The new HVAC equipment approved by the East Central Board of Trustees earlier in the month isn’t expected to be installed until late August.

ECC President Jon Bauer said the college will be strategic if the systems stop working and summer classes are in session.

The aging HVAC units are considered in critical condition.

“Summer enrollment is light,” Bauer said. “If we have to rearrange things we certainly can.”

The three buildings of concern are Hansen Hall, Shook Student Center and the Training Center.

“Most of the units that are being replaced are functioning now, and not all areas of the campus are affected,” Bauer said.

The college will manage the class schedule in terms of where they’ll be offered if there’s work being done with the HVAC systems, he said.

“We’ll have the classes scheduled elsewhere,” he said.

One of the critical units primarily serves the gym in the student center.

“There’s not a lot of activity in the summer in the gym so that won’t impact classes the way ones serving a classroom area would,” Bauer said.

All in all, he thinks it’s going to be manageable.

“We’ll work with Johnson Controls to minimize the impact of students as much as possible,” Bauer said. 

Phase 2   

The HVAC work that was approved by trustees is part of Phase 2 of the college’s 10-year master plan. The plan was approved by the trustees during a meeting in December 2015.

There are 16 rooftop units included in the project, as well as two boilers that need to be replaced.

Doug Mahnken is one of the representatives from Johnson Controls Inc., St.

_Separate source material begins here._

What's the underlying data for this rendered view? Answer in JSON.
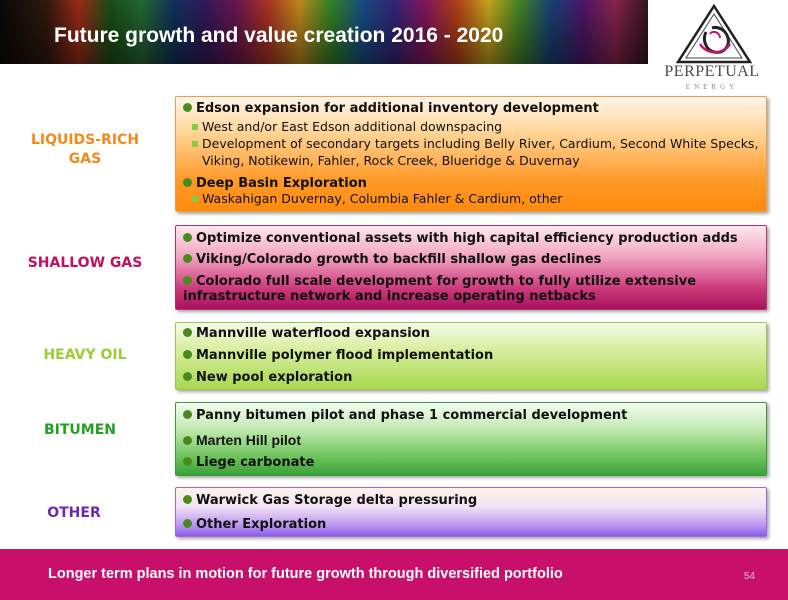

Louis, who visited the college this month to discuss the project.

“Some of the equipment has maybe a life of 15 years and we’re at 43 years,” he said. “There’s a point where it can’t be repaired or run any longer.”

Installation of the new equipment is set for Aug. 19.

The core project is expected to cost $1,864,228 with an operational guaranteed savings of $30,227.

Johnson Controls predicted those savings, but if those savings are not met, the company will pay the difference. 

The college will finance the project through United Bank of Union, which is providing a 3.62 percent interest rate over 15 years.

The project is expected to be completed by Sept. 30.